Complaining. Everyone does it. What could feel better than venting your frustration after a difficult day, or when life doesn’t go according to plan? Whether it’s the weather, an annoying boss, or the state of politics, it’s human nature to have a good old moan when there are a pair of listening ears around.
Research suggests that our tendency to complain may not be healthy. A 1996 study from Stanford University found that complaining actually reduces the size of the hippocampus, the part of the brain responsible for memory and problem solving.
I spoke to psychotherapist Mel Riley, based in the UK, about the difference between the two, and how to avoid the more harmful complaining style of communication.
Riley says, ”I think it’s okay to complain but if we get stuck there it’s not so healthy. In terms of what happens in the brain, we’ve got the brain stem—also called the survival brain—and the pre-frontal cortex which is our thinking brain. We need to be able to move easily between using our survival brain to the more thriving mode of using our pre-frontal cortex. To do this we need to be able to come back to a calm place, be able to reflect on our situation, and move back to gratitude.”
The key to get out of that trap of cycling through complaints is emotional release. Riley explains, “If you take the word ‘emotion,’ we can think of it as meaning energy in motion. Most of us need to do something with that energy, to release it, whether it’s through the verbal expression of [complaining], or physical activity like boxing or running, or creative expression such as painting. Whatever will help [us] find some healthy expressions for our emotion.’’
There will be times in life, when it’s not easy to get out of complaining mode without outside support. Riley says, “There is an attitude that we are supposed to do it all alone, stop complaining and get on with it, but if you’re so collapsed, for example or if your husband has just died, you’re not going to.’’

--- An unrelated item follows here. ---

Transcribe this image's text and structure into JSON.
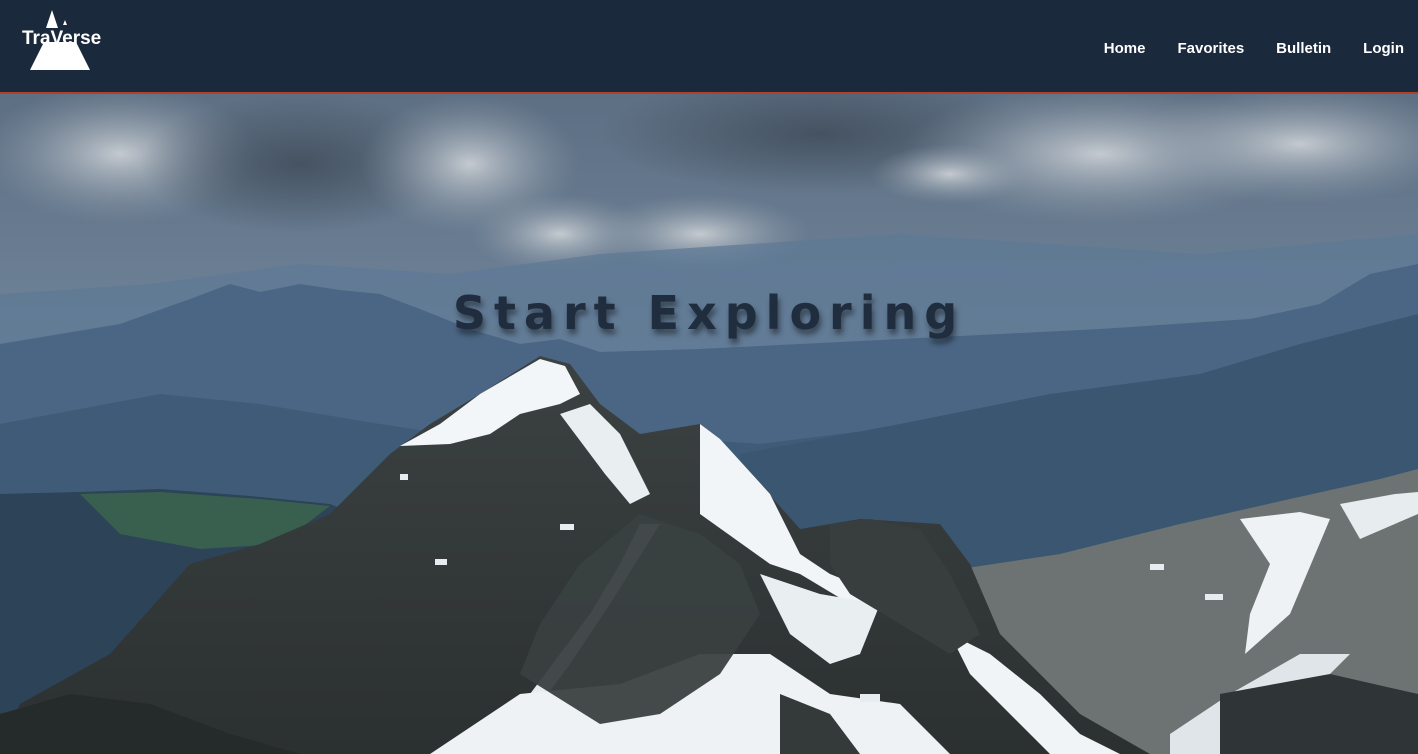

Our instinct to reach out to complain to others, is a good one. Asking a close friend to go out for a coffee, or a walk during times of struggle can provide the opportunity to vent and be heard. However, if the chosen listener does not have the capacity to truly hold space, then it may not provide the soothing the complainer needs, which can result in ending up in a vicious complaining cycle. Maybe the listener offers unsolicited advice or tries to get the person to ‘look on the bright side’ without fully being present to their emotional upset.
Awareness is key. Choose your listeners wisely. Bringing attention to the habit of complaining can assist with what Riley calls ‘the all-important pause.’ In the moment before complaining, consider if it’s likely that the person will be able to truly listen to your problems. Do they tend to be a good listener and are they in a good frame of mind, to be able to cope with another’s challenges? If not, it might be better to stay silent.
Another important element is bringing about change. Cyclical complaining can come from difficulties in making shifts. If you find yourself frequently complaining about the same things, a question to ask might be, what can I do to transform this situation?
Sometimes there is a tendency to complain about things that are difficult to control. Politics or the state of the planet require collective change. It can be worth asking, are there positive steps I want to make to help change the situation, or is my energy best directed elsewhere? You might have a burning ambition to get into politics or save the world. Or perhaps it’s simply a matter of redirecting attention, so you don’t get bogged down with the things you can’t change. As theologian Reinhold Niebuhr said, we need to cultivate ‘the serenity to accept the things I cannot change, the courage to change the things I can, and the wisdom to know the difference.’
Then there is the opposite, the more minor issues which can take up a lot of complaining airtime. Bad weather, late trains, s spoiled milk. Life’s everyday trials can be frustrating. When it becomes a litany of constant complaints about the ‘small things,’ it may be worth asking if there’s something bigger underneath. Riley says that ”under mad is generally sad.” Unprocessed trauma or emotional upset can lead to a tendency to see the world through grey-colored glasses. Figuring out what the real issue is can be a liberating way to get free and heal so that the world starts to look brighter.
Whatever approach taken towards complaints it’s important to remember that there’s no shame in complaining. A tendency to complain has a positive side—with awareness, it can be recognized as a call for help. What do you need to make it better? Phone a friend, shift to focusing on gratitude, or make a bigger commitment for lasting change. Complaints can be a calling to look inwards, at what is not right, and shift things. In this way we can embrace our complaining selves with kindness and also know that something better will come along.